Municipales 2020 à Vaulx : le Tribunal a tranché en toute injustice.

Lundi 8 mars 2021.

Le 02 février dernier, le Tribunal Administratif de Lyon a tranché : les élections municipales de Vaulx-en-Velin ne seront pas annulées et ce malgré les nombreuses infractions commises par la maire réélue. Elle devra néanmoins mettre la main à la poche pour s’acquitter des frais d’avocat engagés et de ses frais de campagne redressés par la commission (CNCCFP) pour financement de sa campagne par une personne morale, en l’espère, la mairie !

Parlons-en de la morale !

La première infraction que nous avions soulevée concernait un livre écrit et édité par la maire, et sorti par la maire Hélène Geoffroy début septembre 2019, avec petits fours aux frais de la mairie au tout début de la période électorale. Ce livre a servi à convaincre des personnes relais d’opinion sur la ville, relais retrouvés ensuite en grande partie comme soutiens officiels de la maire en vue de sa réélection. L’édito de la maire, et le portrait de deux colistiers, dont le maire par intérim y figurait aussi en bonne place pour illustrer « Ceux qui ont fait Vaulx-en-Velin ». Las, suite à notre recours, la Commission Nationale des Comptes de Campagne a retoqué pour partie les comptes de Mme Geoffroy, en insérant les « frais de distribution du livre » pour 1.000€ mais pas le coût du livre reconnaissant toutefois un financement illicite. Pourquoi ? Personne ne le sait. Il y en avait en réalité pour plus de 30.000 euros avec dépassement du plafond des dépenses de la campagne.

Parlons-en de la loi !

De la même façon, il est interdit par le code électoral de coller des affiches 24h avant le jour de l’élection (soit dès vendredi soir minuit), de diffuser les moindres messages, de faire campagne. Et là encore, un colistier de Mme Geoffroy a posté un message sur les réseaux sociaux le dimanche à 14h appelant à voter pour sa candidate. Ont fait de même de nombreux soutiens. Mais le Tribunal là encore n’a pas jugé sur le fond, mais en nombre de voix gagnées ou perdues. Il s’est refusé à le quantifier. Il a reconnu l’illégalité mais n’a pas sanctionné.

Parlons-en des promesses !

Dix jours avant les élections, la publication du journal municipal relatait en première page le vote du budget avec son lot de gratuités : cantine gratuite pour toute l’année calendaire, conservatoire gratuit, activités des retraités gratuites… Bien sûr, la diffusion de ce journal fut comme d’usage dans toutes les boites aux lettres de la ville. Mais cela, ce n’est pas condamnable selon le Tribunal ! Surprenant point de vue ! Au final, 1000 enfants de plus inscrits dans les cantines, 600 personnes au conservatoire touchés, 600 personnes chez les retraités. L’acte le plus violent est probablement de supprimer cette gratuité « COVID » de la cantine le 31 décembre, par un simple mail aux parents. Le Tribunal là encore n’a pas tenu compte de « l’achat » potentiel de voix. Il s’est donc refusé à les quantifier.

Parlons-en du respect !

On se souviendra aussi des 145 fausses signatures pointées du doigt par M Nordine Gasmi, les attaques pour racisme dont Stéphane et Christine Bertin ont été abreuvés sur les réseaux sociaux. On ne parlera pas de ce que nous n’avons pu justifier ou quantifier : les dizaines d’emplois supplémentaires par ci par là, ni les repas organisés en mairie pour des associations syndicales pendant la période électorale !

Parlons-en de la victoire !

Une maire sortante est réélue avec à peine 10% des inscrits, soit 2454 voix dans une commune qui compte 50 000 habitants.

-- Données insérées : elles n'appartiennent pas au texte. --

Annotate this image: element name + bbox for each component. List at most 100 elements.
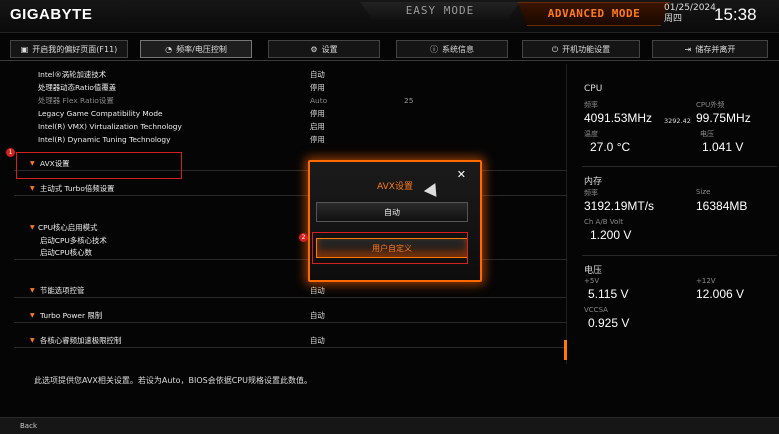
- setting-value[interactable]: 自动: [310, 334, 325, 347]
- setting-value[interactable]: 自动: [310, 284, 325, 297]
- setting-label: 启动CPU核心数: [40, 248, 92, 257]
- advanced-mode-button[interactable]: ADVANCED MODE: [518, 2, 670, 26]
- cpu-temp-label: 温度: [584, 130, 598, 138]
- setting-row-ratio-override[interactable]: 处理器动态Ratio值覆盖 停用: [14, 81, 566, 94]
- bottom-bar: Back: [0, 417, 779, 434]
- setting-value: Auto: [310, 96, 328, 105]
- option-auto-button[interactable]: 自动: [316, 202, 468, 222]
- tab-settings-label: 设置: [321, 45, 338, 54]
- setting-value-secondary: 25: [404, 96, 414, 105]
- easy-mode-button[interactable]: EASY MODE: [360, 2, 520, 20]
- cpu-freq-extra: 3292.42: [664, 117, 691, 125]
- v5-value: 5.115 V: [588, 287, 629, 301]
- cpu-bclk-value: 99.75MHz: [696, 111, 751, 125]
- gigabyte-logo: GIGABYTE: [10, 6, 93, 23]
- section-active-turbo[interactable]: ▼ 主动式 Turbo倍频设置: [14, 182, 566, 196]
- scrollbar-thumb[interactable]: [564, 340, 567, 360]
- setting-label: 处理器动态Ratio值覆盖: [38, 83, 117, 92]
- tab-system-info[interactable]: ⓘ 系统信息: [396, 40, 508, 58]
- power-icon: ⏻: [551, 45, 559, 54]
- tab-frequency-voltage[interactable]: ◔ 频率/电压控制: [140, 40, 252, 58]
- speedometer-icon: ◔: [165, 45, 173, 54]
- setting-value[interactable]: 启用: [310, 120, 325, 133]
- weekday-text: 周四: [664, 14, 683, 24]
- section-label: 主动式 Turbo倍频设置: [40, 184, 115, 193]
- favorite-icon: ▣: [20, 45, 29, 54]
- setting-value[interactable]: 自动: [310, 309, 325, 322]
- date-text: 01/25/2024: [664, 3, 716, 13]
- mem-size-value: 16384MB: [696, 199, 748, 213]
- tab-save-exit[interactable]: ⇥ 储存并离开: [652, 40, 768, 58]
- tab-favorites[interactable]: ▣ 开启我的偏好页面(F11): [10, 40, 128, 58]
- date-display: 01/25/2024 周四: [664, 3, 716, 25]
- settings-list: Intel®涡轮加速技术 自动 处理器动态Ratio值覆盖 停用 处理器 Fle…: [14, 64, 566, 359]
- avx-highlight-box: [16, 152, 182, 179]
- cpu-bclk-label: CPU外频: [696, 101, 725, 109]
- tab-system-info-label: 系统信息: [442, 45, 474, 54]
- setting-label: 处理器 Flex Ratio设置: [38, 96, 114, 105]
- section-per-core-turbo[interactable]: ▼ 各核心睿频加速极限控制 自动: [14, 334, 566, 348]
- setting-value[interactable]: 自动: [310, 68, 325, 81]
- setting-label: Intel(R) VMX) Virtualization Technology: [38, 122, 182, 131]
- cpu-volt-value: 1.041 V: [702, 140, 744, 154]
- mem-freq-label: 频率: [584, 189, 598, 197]
- cpu-volt-label: 电压: [700, 130, 714, 138]
- setting-value[interactable]: 停用: [310, 107, 325, 120]
- setting-value[interactable]: 停用: [310, 133, 325, 146]
- vccsa-value: 0.925 V: [588, 316, 630, 330]
- settings-icon: ⚙: [310, 45, 318, 54]
- monitor-divider: [582, 255, 777, 256]
- back-button[interactable]: Back: [20, 422, 37, 430]
- hardware-monitor-panel: CPU 频率 4091.53MHz 3292.42 CPU外频 99.75MHz…: [574, 78, 779, 338]
- section-label: CPU核心启用模式: [38, 223, 98, 232]
- tab-favorites-label: 开启我的偏好页面(F11): [32, 45, 118, 54]
- setting-label: Intel(R) Dynamic Tuning Technology: [38, 135, 171, 144]
- setting-row-legacy-game[interactable]: Legacy Game Compatibility Mode 停用: [14, 107, 566, 120]
- section-label: 节能选项控管: [40, 286, 85, 295]
- tab-save-exit-label: 储存并离开: [695, 45, 736, 54]
- info-icon: ⓘ: [430, 45, 438, 54]
- setting-row-dynamic-tuning[interactable]: Intel(R) Dynamic Tuning Technology 停用: [14, 133, 566, 146]
- cpu-temp-value: 27.0 °C: [590, 140, 631, 154]
- tab-divider: [0, 60, 779, 61]
- clock: 15:38: [714, 5, 757, 24]
- cpu-freq-value: 4091.53MHz: [584, 111, 653, 125]
- expand-triangle-icon: ▼: [30, 224, 35, 231]
- expand-triangle-icon: ▼: [30, 312, 35, 319]
- section-core-enable-mode[interactable]: ▼ CPU核心启用模式: [14, 221, 566, 234]
- mem-volt-label: Ch A/B Volt: [584, 218, 623, 226]
- tab-bar: ▣ 开启我的偏好页面(F11) ◔ 频率/电压控制 ⚙ 设置 ⓘ 系统信息 ⏻ 开机功能设…: [0, 40, 779, 60]
- cpu-header: CPU: [584, 84, 603, 94]
- setting-row-flex-ratio: 处理器 Flex Ratio设置 Auto 25: [14, 94, 566, 107]
- section-power-saving[interactable]: ▼ 节能选项控管 自动: [14, 284, 566, 298]
- setting-row-vmx[interactable]: Intel(R) VMX) Virtualization Technology …: [14, 120, 566, 133]
- section-turbo-power-limit[interactable]: ▼ Turbo Power 限制 自动: [14, 309, 566, 323]
- annotation-badge-2: 2: [299, 233, 308, 242]
- v5-label: +5V: [584, 277, 600, 285]
- mem-freq-value: 3192.19MT/s: [584, 199, 655, 213]
- mem-volt-value: 1.200 V: [590, 228, 632, 242]
- monitor-divider: [582, 166, 777, 167]
- tab-frequency-voltage-label: 频率/电压控制: [176, 45, 227, 54]
- panel-divider: [566, 64, 567, 364]
- setting-row-core-count[interactable]: 启动CPU核心数: [14, 246, 566, 260]
- exit-icon: ⇥: [684, 45, 692, 54]
- setting-value[interactable]: 停用: [310, 81, 325, 94]
- memory-header: 内存: [584, 177, 603, 187]
- dialog-title: AVX设置: [377, 182, 413, 192]
- section-label: 各核心睿频加速极限控制: [40, 336, 122, 345]
- tab-boot[interactable]: ⏻ 开机功能设置: [522, 40, 640, 58]
- setting-row-turbo-boost[interactable]: Intel®涡轮加速技术 自动: [14, 68, 566, 81]
- vccsa-label: VCCSA: [584, 306, 608, 314]
- tab-settings[interactable]: ⚙ 设置: [268, 40, 380, 58]
- help-description: 此选项提供您AVX相关设置。若设为Auto，BIOS会依据CPU规格设置此数值。: [34, 376, 312, 385]
- top-bar: GIGABYTE EASY MODE ADVANCED MODE 01/25/2…: [0, 0, 779, 33]
- expand-triangle-icon: ▼: [30, 185, 35, 192]
- mem-size-label: Size: [696, 188, 711, 196]
- expand-triangle-icon: ▼: [30, 287, 35, 294]
- cpu-freq-label: 频率: [584, 101, 598, 109]
- v12-value: 12.006 V: [696, 287, 745, 301]
- annotation-badge-1: 1: [6, 148, 15, 157]
- v12-label: +12V: [696, 277, 716, 285]
- setting-label: Legacy Game Compatibility Mode: [38, 109, 163, 118]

Pas de quoi être fière quand on ajoute le livre financé illégalement, les 145 fausses signatures, les promesses de gratuité vite arrêtées, les affiches arrachées, les appels à voter la veille et le jour de l’élection, etc. Mme Geoffroy a bafoué dans cette élection tant de règles du Code Electoral comme l’a lui-même reconnu le Tribunal. Mais étrangement le juge n’a pas annulé l’élection, l’écart entre les deux premiers étant trop élevé. Une sorte de prime à celui qui triche beaucoup.

Comme si l’écart de voix valait plus que la morale, l’équité, et la justice. Comme si tricher rendait juste. L’illégitimité et l’injustice du résultat auront bel et bien marqué cette élection municipale de 2020.

Christine BERTIN pour l'équipe APVV.